What about putting conditions on aid? I know Elizabeth
Warren 
would put limits on executive compensation buybacks, put workers
on the boards, and enact a higher minimum wage. I’m sure other politicians have
other strings they would like to attach.

I understand people
would like to attach their favorite policy to any emergency package. But I
don’t think that’s a great idea. The conditionality in our proposal is simply
that a firm should keep up a payroll and not shift payments to directly
connected third parties. I think those kinds of restrictions are reasonable.

I wouldn’t directly try to attach other kinds of detailed conditions, especially because it’s very important to act quickly. We’re going to see massive employment losses very soon. We’ve known now for about two months that this was going to be a big problem, and the federal government just hasn’t really done anything yet. I’m concerned that the more detailed you try to make these plans, the more delays you’ll get.

What is the one thing that you would like American policymakers to
keep in mind as they figure out what to do next?

All of these economic
solutions aside, what’s very important is that we solve the public health crisis.

It’s been months now.
We’ve produced zero additional ventilators compared to what we normally would
have. Testing levels are very limited, even though weeks ago the executive
branch promised that would be completely up and running.

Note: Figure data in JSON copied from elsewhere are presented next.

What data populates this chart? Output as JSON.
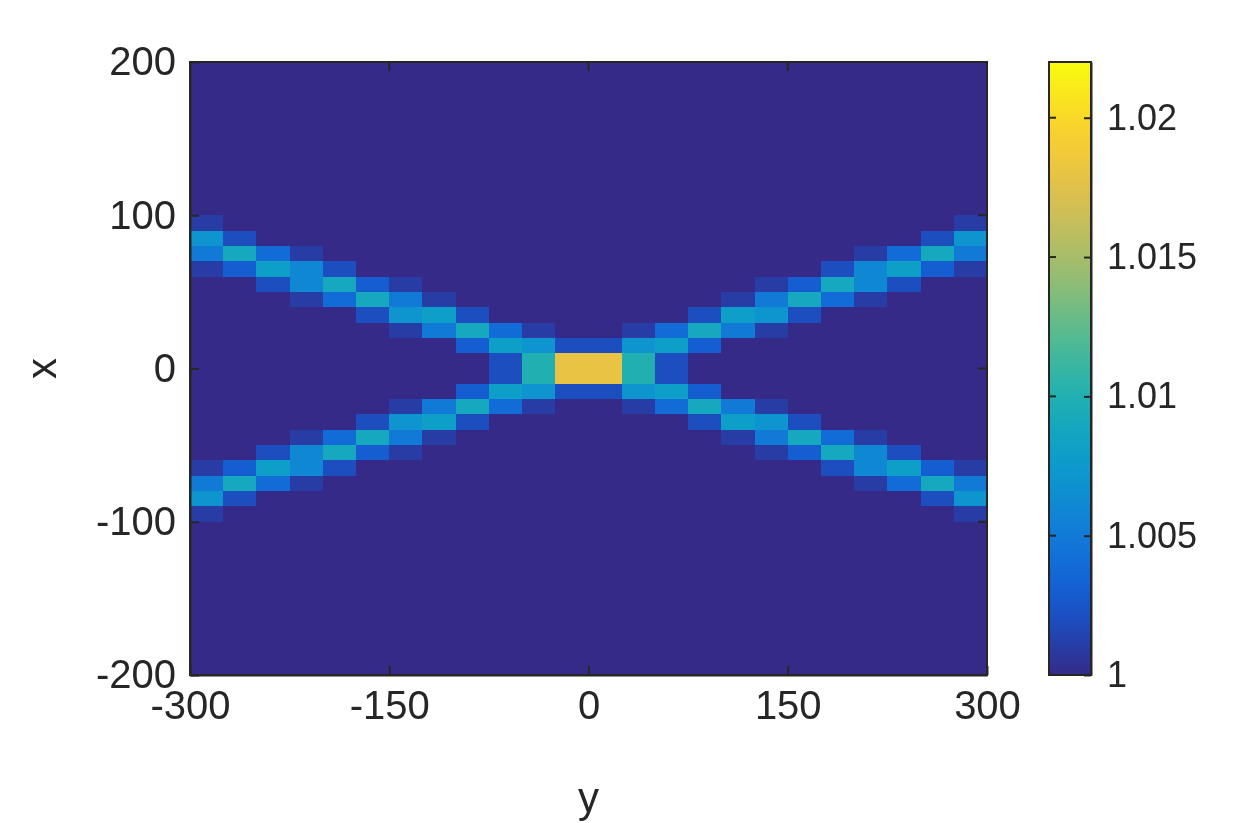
{
  "chart_data": {
    "type": "heatmap",
    "xlabel": "y",
    "ylabel": "x",
    "x": [
      -287.5,
      -262.5,
      -237.5,
      -212.5,
      -187.5,
      -162.5,
      -137.5,
      -112.5,
      -87.5,
      -62.5,
      -37.5,
      -12.5,
      12.5,
      37.5,
      62.5,
      87.5,
      112.5,
      137.5,
      162.5,
      187.5,
      212.5,
      237.5,
      262.5,
      287.5
    ],
    "y": [
      195,
      185,
      175,
      165,
      155,
      145,
      135,
      125,
      115,
      105,
      95,
      85,
      75,
      65,
      55,
      45,
      35,
      25,
      15,
      5,
      -5,
      -15,
      -25,
      -35,
      -45,
      -55,
      -65,
      -75,
      -85,
      -95,
      -105,
      -115,
      -125,
      -135,
      -145,
      -155,
      -165,
      -175,
      -185,
      -195
    ],
    "xlim": [
      -300,
      300
    ],
    "xticks": [
      -300,
      -150,
      0,
      150,
      300
    ],
    "ylim": [
      -200,
      200
    ],
    "yticks": [
      -200,
      -100,
      0,
      100,
      200
    ],
    "clim": [
      1,
      1.022
    ],
    "cticks": [
      1,
      1.005,
      1.01,
      1.015,
      1.02
    ],
    "cells": [
      [
        1,
        1,
        1,
        1,
        1,
        1,
        1,
        1,
        1,
        1,
        1,
        1,
        1,
        1,
        1,
        1,
        1,
        1,
        1,
        1,
        1,
        1,
        1,
        1
      ],
      [
        1,
        1,
        1,
        1,
        1,
        1,
        1,
        1,
        1,
        1,
        1,
        1,
        1,
        1,
        1,
        1,
        1,
        1,
        1,
        1,
        1,
        1,
        1,
        1
      ],
      [
        1,
        1,
        1,
        1,
        1,
        1,
        1,
        1,
        1,
        1,
        1,
        1,
        1,
        1,
        1,
        1,
        1,
        1,
        1,
        1,
        1,
        1,
        1,
        1
      ],
      [
        1,
        1,
        1,
        1,
        1,
        1,
        1,
        1,
        1,
        1,
        1,
        1,
        1,
        1,
        1,
        1,
        1,
        1,
        1,
        1,
        1,
        1,
        1,
        1
      ],
      [
        1,
        1,
        1,
        1,
        1,
        1,
        1,
        1,
        1,
        1,
        1,
        1,
        1,
        1,
        1,
        1,
        1,
        1,
        1,
        1,
        1,
        1,
        1,
        1
      ],
      [
        1,
        1,
        1,
        1,
        1,
        1,
        1,
        1,
        1,
        1,
        1,
        1,
        1,
        1,
        1,
        1,
        1,
        1,
        1,
        1,
        1,
        1,
        1,
        1
      ],
      [
        1,
        1,
        1,
        1,
        1,
        1,
        1,
        1,
        1,
        1,
        1,
        1,
        1,
        1,
        1,
        1,
        1,
        1,
        1,
        1,
        1,
        1,
        1,
        1
      ],
      [
        1,
        1,
        1,
        1,
        1,
        1,
        1,
        1,
        1,
        1,
        1,
        1,
        1,
        1,
        1,
        1,
        1,
        1,
        1,
        1,
        1,
        1,
        1,
        1
      ],
      [
        1,
        1,
        1,
        1,
        1,
        1,
        1,
        1,
        1,
        1,
        1,
        1,
        1,
        1,
        1,
        1,
        1,
        1,
        1,
        1,
        1,
        1,
        1,
        1
      ],
      [
        1,
        1,
        1,
        1,
        1,
        1,
        1,
        1,
        1,
        1,
        1,
        1,
        1,
        1,
        1,
        1,
        1,
        1,
        1,
        1,
        1,
        1,
        1,
        1
      ],
      [
        1.001,
        1,
        1,
        1,
        1,
        1,
        1,
        1,
        1,
        1,
        1,
        1,
        1,
        1,
        1,
        1,
        1,
        1,
        1,
        1,
        1,
        1,
        1,
        1.001
      ],
      [
        1.007,
        1.002,
        1,
        1,
        1,
        1,
        1,
        1,
        1,
        1,
        1,
        1,
        1,
        1,
        1,
        1,
        1,
        1,
        1,
        1,
        1,
        1,
        1.002,
        1.007
      ],
      [
        1.005,
        1.009,
        1.004,
        1.001,
        1,
        1,
        1,
        1,
        1,
        1,
        1,
        1,
        1,
        1,
        1,
        1,
        1,
        1,
        1,
        1,
        1.001,
        1.004,
        1.009,
        1.005
      ],
      [
        1.001,
        1.003,
        1.008,
        1.006,
        1.002,
        1,
        1,
        1,
        1,
        1,
        1,
        1,
        1,
        1,
        1,
        1,
        1,
        1,
        1,
        1.002,
        1.006,
        1.008,
        1.003,
        1.001
      ],
      [
        1,
        1,
        1.002,
        1.006,
        1.009,
        1.003,
        1.001,
        1,
        1,
        1,
        1,
        1,
        1,
        1,
        1,
        1,
        1,
        1.001,
        1.003,
        1.009,
        1.006,
        1.002,
        1,
        1
      ],
      [
        1,
        1,
        1,
        1.001,
        1.004,
        1.009,
        1.005,
        1.001,
        1,
        1,
        1,
        1,
        1,
        1,
        1,
        1,
        1.001,
        1.005,
        1.009,
        1.004,
        1.001,
        1,
        1,
        1
      ],
      [
        1,
        1,
        1,
        1,
        1,
        1.002,
        1.007,
        1.008,
        1.002,
        1,
        1,
        1,
        1,
        1,
        1,
        1.002,
        1.008,
        1.007,
        1.002,
        1,
        1,
        1,
        1,
        1
      ],
      [
        1,
        1,
        1,
        1,
        1,
        1,
        1.001,
        1.005,
        1.009,
        1.004,
        1.001,
        1,
        1,
        1.001,
        1.004,
        1.009,
        1.005,
        1.001,
        1,
        1,
        1,
        1,
        1,
        1
      ],
      [
        1,
        1,
        1,
        1,
        1,
        1,
        1,
        1,
        1.003,
        1.008,
        1.007,
        1.002,
        1.002,
        1.007,
        1.008,
        1.003,
        1,
        1,
        1,
        1,
        1,
        1,
        1,
        1
      ],
      [
        1,
        1,
        1,
        1,
        1,
        1,
        1,
        1,
        1,
        1.002,
        1.01,
        1.018,
        1.018,
        1.01,
        1.002,
        1,
        1,
        1,
        1,
        1,
        1,
        1,
        1,
        1
      ],
      [
        1,
        1,
        1,
        1,
        1,
        1,
        1,
        1,
        1,
        1.002,
        1.01,
        1.018,
        1.018,
        1.01,
        1.002,
        1,
        1,
        1,
        1,
        1,
        1,
        1,
        1,
        1
      ],
      [
        1,
        1,
        1,
        1,
        1,
        1,
        1,
        1,
        1.003,
        1.008,
        1.007,
        1.002,
        1.002,
        1.007,
        1.008,
        1.003,
        1,
        1,
        1,
        1,
        1,
        1,
        1,
        1
      ],
      [
        1,
        1,
        1,
        1,
        1,
        1,
        1.001,
        1.005,
        1.009,
        1.004,
        1.001,
        1,
        1,
        1.001,
        1.004,
        1.009,
        1.005,
        1.001,
        1,
        1,
        1,
        1,
        1,
        1
      ],
      [
        1,
        1,
        1,
        1,
        1,
        1.002,
        1.007,
        1.008,
        1.002,
        1,
        1,
        1,
        1,
        1,
        1,
        1.002,
        1.008,
        1.007,
        1.002,
        1,
        1,
        1,
        1,
        1
      ],
      [
        1,
        1,
        1,
        1.001,
        1.004,
        1.009,
        1.005,
        1.001,
        1,
        1,
        1,
        1,
        1,
        1,
        1,
        1,
        1.001,
        1.005,
        1.009,
        1.004,
        1.001,
        1,
        1,
        1
      ],
      [
        1,
        1,
        1.002,
        1.006,
        1.009,
        1.003,
        1.001,
        1,
        1,
        1,
        1,
        1,
        1,
        1,
        1,
        1,
        1,
        1.001,
        1.003,
        1.009,
        1.006,
        1.002,
        1,
        1
      ],
      [
        1.001,
        1.003,
        1.008,
        1.006,
        1.002,
        1,
        1,
        1,
        1,
        1,
        1,
        1,
        1,
        1,
        1,
        1,
        1,
        1,
        1,
        1.002,
        1.006,
        1.008,
        1.003,
        1.001
      ],
      [
        1.005,
        1.009,
        1.004,
        1.001,
        1,
        1,
        1,
        1,
        1,
        1,
        1,
        1,
        1,
        1,
        1,
        1,
        1,
        1,
        1,
        1,
        1.001,
        1.004,
        1.009,
        1.005
      ],
      [
        1.007,
        1.002,
        1,
        1,
        1,
        1,
        1,
        1,
        1,
        1,
        1,
        1,
        1,
        1,
        1,
        1,
        1,
        1,
        1,
        1,
        1,
        1,
        1.002,
        1.007
      ],
      [
        1.001,
        1,
        1,
        1,
        1,
        1,
        1,
        1,
        1,
        1,
        1,
        1,
        1,
        1,
        1,
        1,
        1,
        1,
        1,
        1,
        1,
        1,
        1,
        1.001
      ],
      [
        1,
        1,
        1,
        1,
        1,
        1,
        1,
        1,
        1,
        1,
        1,
        1,
        1,
        1,
        1,
        1,
        1,
        1,
        1,
        1,
        1,
        1,
        1,
        1
      ],
      [
        1,
        1,
        1,
        1,
        1,
        1,
        1,
        1,
        1,
        1,
        1,
        1,
        1,
        1,
        1,
        1,
        1,
        1,
        1,
        1,
        1,
        1,
        1,
        1
      ],
      [
        1,
        1,
        1,
        1,
        1,
        1,
        1,
        1,
        1,
        1,
        1,
        1,
        1,
        1,
        1,
        1,
        1,
        1,
        1,
        1,
        1,
        1,
        1,
        1
      ],
      [
        1,
        1,
        1,
        1,
        1,
        1,
        1,
        1,
        1,
        1,
        1,
        1,
        1,
        1,
        1,
        1,
        1,
        1,
        1,
        1,
        1,
        1,
        1,
        1
      ],
      [
        1,
        1,
        1,
        1,
        1,
        1,
        1,
        1,
        1,
        1,
        1,
        1,
        1,
        1,
        1,
        1,
        1,
        1,
        1,
        1,
        1,
        1,
        1,
        1
      ],
      [
        1,
        1,
        1,
        1,
        1,
        1,
        1,
        1,
        1,
        1,
        1,
        1,
        1,
        1,
        1,
        1,
        1,
        1,
        1,
        1,
        1,
        1,
        1,
        1
      ],
      [
        1,
        1,
        1,
        1,
        1,
        1,
        1,
        1,
        1,
        1,
        1,
        1,
        1,
        1,
        1,
        1,
        1,
        1,
        1,
        1,
        1,
        1,
        1,
        1
      ],
      [
        1,
        1,
        1,
        1,
        1,
        1,
        1,
        1,
        1,
        1,
        1,
        1,
        1,
        1,
        1,
        1,
        1,
        1,
        1,
        1,
        1,
        1,
        1,
        1
      ],
      [
        1,
        1,
        1,
        1,
        1,
        1,
        1,
        1,
        1,
        1,
        1,
        1,
        1,
        1,
        1,
        1,
        1,
        1,
        1,
        1,
        1,
        1,
        1,
        1
      ],
      [
        1,
        1,
        1,
        1,
        1,
        1,
        1,
        1,
        1,
        1,
        1,
        1,
        1,
        1,
        1,
        1,
        1,
        1,
        1,
        1,
        1,
        1,
        1,
        1
      ]
    ]
  }
}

We had a press conference at the White House, where simple questions like “Where are the tests?” and “How many ventilators are there?” could not be answered by the president, the vice president, or the head of the coronavirus task force. That’s worrisome.

The longer the crisis goes on, the harder it will be to maintain these super-expensive, super-comprehensive economic programs. We can do this for a few months, but obviously we can’t prop up 25 percent of the companies in the economy for five years.